La libreria integrata nell’angolo studio è il massimo che si possa desiderare. Tanta meraviglia a portata di mano è di per sé fonte di godimento, sia per gli occhi che per l’immaginazione. Se lo spazio lo consente, puoi puntare su una bella libreria componibile o su una funzionale colonna libreria. Scegli in base alle caratteristiche della stanza e ai tuoi gusti. Se invece l’angolo studio è piccolo, punta sul classico tavolino, dove appoggiare i libri ed eventualmente un abat-jour. Che comunque ti regalerà grandi soddisfazioni. L’ideale è un tavolino contenitore, o provvisto di ripiano, da affiancare alla poltrona. Sceglilo di un’altezza che ti permetta di muoverti comodamente. I più pratici sono i modelli dotati di scaffali sottostanti, magari su ruote, che ingombrano poco e sono molto capienti.

A fianco della poltrona puoi anche sistemare un vassoio su cavalletti richiudibili, comodo da aprire all’occorrenza per prendere il tè o appoggiare riviste e occhiali. E da riporre quando non ti serve più.

Creare un angolo lettura in casa: piante

Che tu voglia creare una mini-giungla o aggiungere solo qualche pianta ornamentale, attenzione a quali scegli e a collocarle al posto giusto. Nulla va lasciato al caso. Se l’angolo studio è posizionato in un luogo buio, privilegia piante che non necessitano di troppa luce. E se non hai il pollice verde punta su piante resistenti, in grado di perdonare e sopravvivere alle tue dimenticanze. Qualche suggerimento? La Sansevieria. È bella, costa poco e dura a lungo. Per quanto riguarda la collocazione, in un angolo studio abbastanza ampio puoi inserire piante di una certa dimensione e altezza, posizionandole accanto alla seduta oppure vicino a eventuali mobili. Monstera, Kenzia, Ficus sono piante importanti che si fanno subito notare. E non richiedono eccessive cure. Fra l’altro aiutano a purificare l’aria. Se l’angolo studio è piccolo, punta su piante meno ingombranti o perlomeno, non inserirne troppe. Una basta e avanza.
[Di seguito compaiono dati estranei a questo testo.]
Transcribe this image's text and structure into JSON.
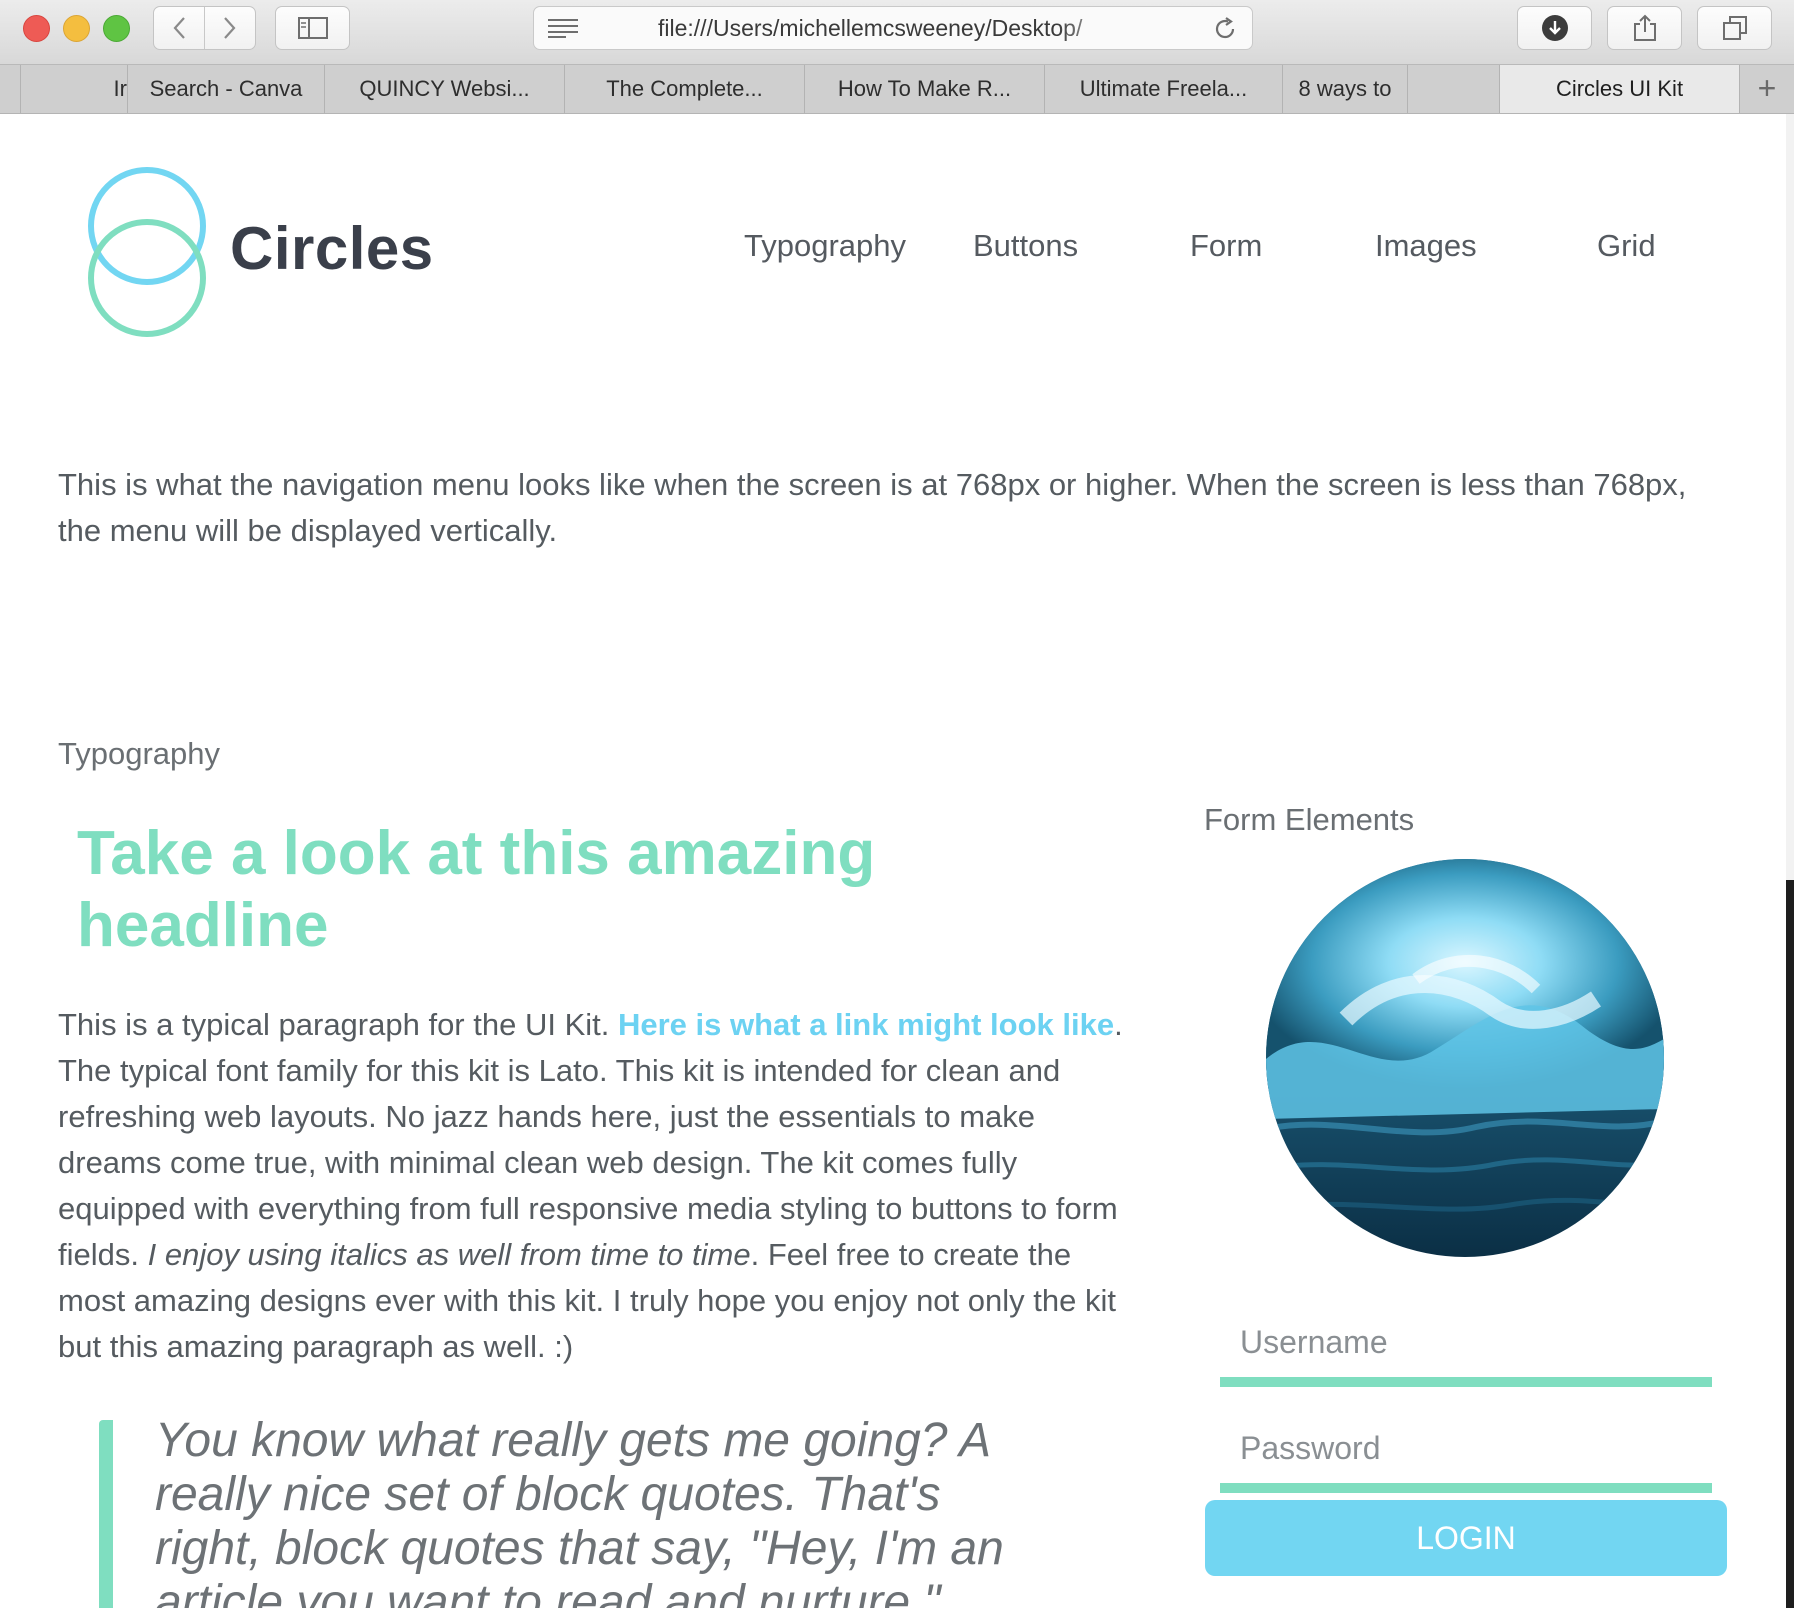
{
  "browser": {
    "url": "file:///Users/michellemcsweeney/Desktop/",
    "tabs": [
      {
        "label": "Ir"
      },
      {
        "label": "Search - Canva"
      },
      {
        "label": "QUINCY Websi..."
      },
      {
        "label": "The Complete..."
      },
      {
        "label": "How To Make R..."
      },
      {
        "label": "Ultimate Freela..."
      },
      {
        "label": "8 ways to"
      },
      {
        "label": ""
      },
      {
        "label": "Circles UI Kit",
        "active": true
      }
    ],
    "icons": [
      "back-icon",
      "forward-icon",
      "sidebar-icon",
      "reader-icon",
      "reload-icon",
      "download-icon",
      "share-icon",
      "tabs-overview-icon",
      "new-tab-icon"
    ]
  },
  "site": {
    "brand": "Circles",
    "nav": [
      "Typography",
      "Buttons",
      "Form",
      "Images",
      "Grid"
    ],
    "colors": {
      "mint": "#7fdec0",
      "sky": "#72d6f2",
      "text": "#555b60"
    }
  },
  "intro": "This is what the navigation menu looks like when the screen is at 768px or higher. When the screen is less than 768px, the menu will be displayed vertically.",
  "typography": {
    "label": "Typography",
    "headline": "Take a look at this amazing headline",
    "para_start": "This is a typical paragraph for the UI Kit. ",
    "link": "Here is what a link might look like",
    "para_mid": ". The typical font family for this kit is Lato. This kit is intended for clean and refreshing web layouts. No jazz hands here, just the essentials to make dreams come true, with minimal clean web design. The kit comes fully equipped with everything from full responsive media styling to buttons to form fields. ",
    "italic": "I enjoy using italics as well from time to time",
    "para_end": ". Feel free to create the most amazing designs ever with this kit. I truly hope you enjoy not only the kit but this amazing paragraph as well. :)",
    "quote": "You know what really gets me going? A really nice set of block quotes. That's right, block quotes that say, \"Hey, I'm an article you want to read and nurture.\""
  },
  "form": {
    "label": "Form Elements",
    "username_placeholder": "Username",
    "password_placeholder": "Password",
    "login_label": "LOGIN"
  }
}
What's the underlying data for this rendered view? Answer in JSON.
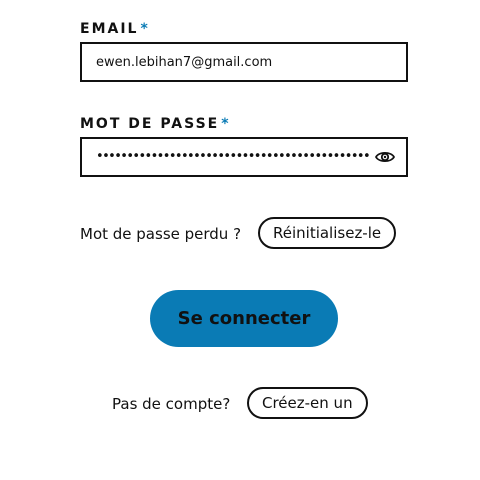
{
  "form": {
    "email": {
      "label": "EMAIL",
      "required_mark": "*",
      "value": "ewen.lebihan7@gmail.com"
    },
    "password": {
      "label": "MOT DE PASSE",
      "required_mark": "*",
      "masked_value": "•••••••••••••••••••••••••••••••••••••••••••••••••••••••••",
      "toggle_icon": "eye-icon"
    },
    "forgot": {
      "text": "Mot de passe perdu ?",
      "link_label": "Réinitialisez-le"
    },
    "submit_label": "Se connecter",
    "signup": {
      "text": "Pas de compte?",
      "link_label": "Créez-en un"
    }
  },
  "colors": {
    "accent": "#0a7bb5",
    "text": "#111111",
    "border": "#111111",
    "background": "#ffffff"
  }
}
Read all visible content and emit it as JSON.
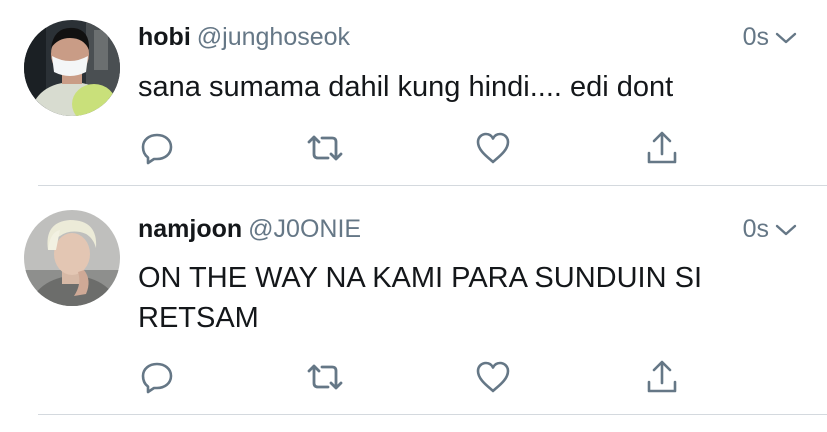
{
  "tweets": [
    {
      "name": "hobi",
      "handle": "@junghoseok",
      "time": "0s",
      "text": "sana sumama dahil kung hindi.... edi dont",
      "avatar_icon": "person-mask-avatar"
    },
    {
      "name": "namjoon",
      "handle": "@J0ONIE",
      "time": "0s",
      "text": "ON THE WAY NA KAMI PARA SUNDUIN SI RETSAM",
      "avatar_icon": "person-blonde-avatar"
    }
  ],
  "action_icons": [
    "reply-icon",
    "retweet-icon",
    "like-icon",
    "share-icon"
  ],
  "colors": {
    "text": "#14171a",
    "secondary": "#657786",
    "icon": "#657786",
    "divider": "#d4d9de"
  }
}
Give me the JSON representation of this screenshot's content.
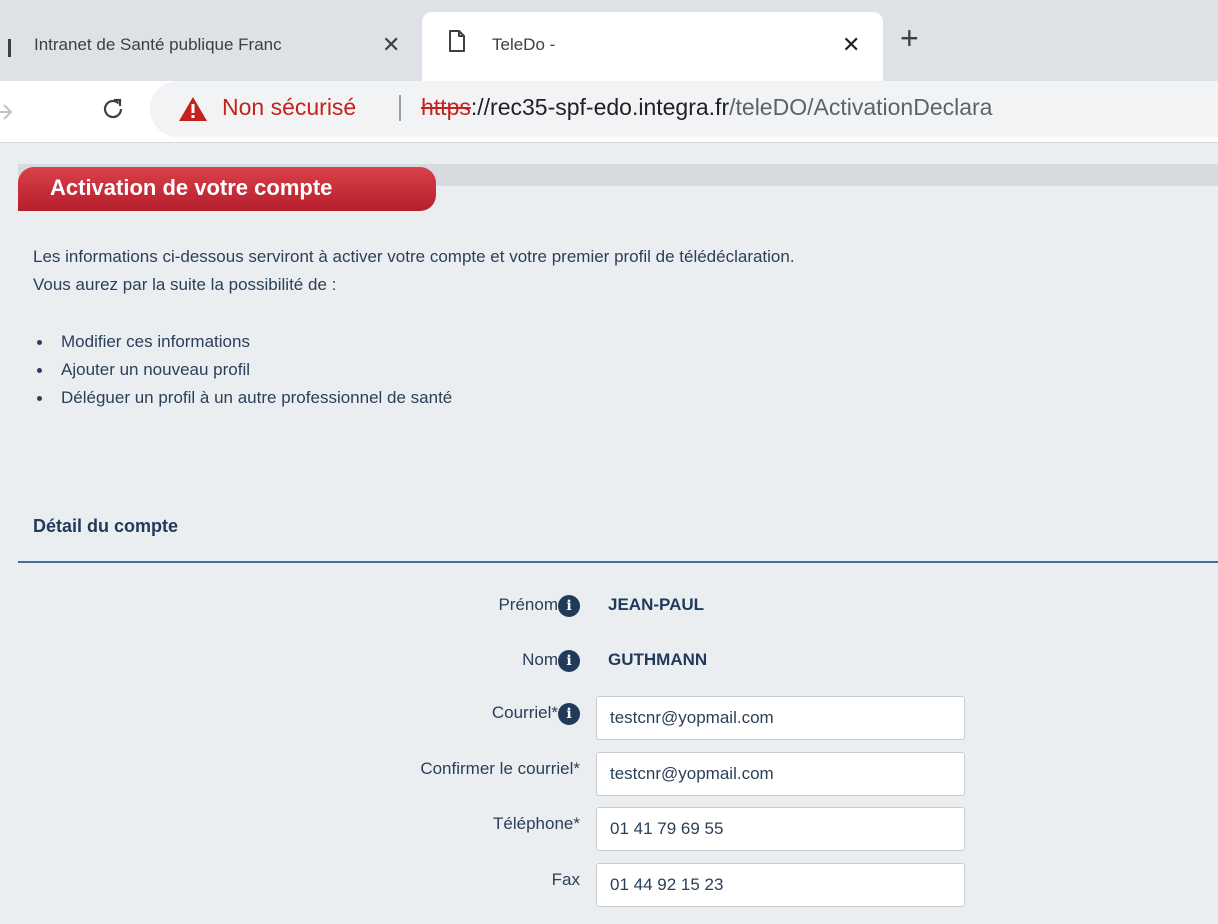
{
  "browser": {
    "tabs": [
      {
        "title": "Intranet de Santé publique Franc",
        "active": false
      },
      {
        "title": "TeleDo -",
        "active": true
      }
    ],
    "close_glyph": "✕",
    "new_tab_glyph": "+",
    "address_bar": {
      "security_label": "Non sécurisé",
      "url_scheme": "https",
      "url_separator": "://",
      "url_host": "rec35-spf-edo.integra.fr",
      "url_path": "/teleDO/ActivationDeclara"
    }
  },
  "page": {
    "title": "Activation de votre compte",
    "intro_lines": [
      "Les informations ci-dessous serviront à activer votre compte et votre premier profil de télédéclaration.",
      "Vous aurez par la suite la possibilité de :"
    ],
    "bullets": [
      "Modifier ces informations",
      "Ajouter un nouveau profil",
      "Déléguer un profil à un autre professionnel de santé"
    ],
    "section_title": "Détail du compte",
    "fields": {
      "prenom": {
        "label": "Prénom",
        "value": "JEAN-PAUL"
      },
      "nom": {
        "label": "Nom",
        "value": "GUTHMANN"
      },
      "courriel": {
        "label": "Courriel*",
        "value": "testcnr@yopmail.com"
      },
      "confirm_courriel": {
        "label": "Confirmer le courriel*",
        "value": "testcnr@yopmail.com"
      },
      "telephone": {
        "label": "Téléphone*",
        "value": "01 41 79 69 55"
      },
      "fax": {
        "label": "Fax",
        "value": "01 44 92 15 23"
      }
    },
    "info_glyph": "i"
  },
  "colors": {
    "title_tab": "#c52c37",
    "text": "#2a3f5a",
    "section_rule": "#3d6f98",
    "page_bg": "#ebeef0",
    "warning": "#c5221f"
  },
  "icons": [
    "page-icon",
    "close-icon",
    "plus-icon",
    "forward-icon",
    "reload-icon",
    "warning-icon",
    "info-icon"
  ]
}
E sfrutta eventuali mensole.

Creare un angolo lettura in casa: l’illuminazione giusta

Un angolo lettura buio o illuminato nella maniera sbagliata è destinato a una triste fine. Perché prima o poi, ed è più probabile prima che poi, la tua vista si affaticherà e di conseguenza la concentrazione. Pertanto un’illuminazione diretta e rilassante è fondamentale. Puoi puntare su lampade da terra o da tavolo con braccio orientabile, tenendo presente che la luce delle prime è più diffusa. Ricorda inoltre che un’illuminazione calda rende l’ambiente più accogliente. Certo, è questione anche di gusti e stile, ma l’atmosfera intima concilia la lettura (e l’immaginazione). La luce artificiale deve essere diretta ma non troppo forte, per non stancare gli occhi.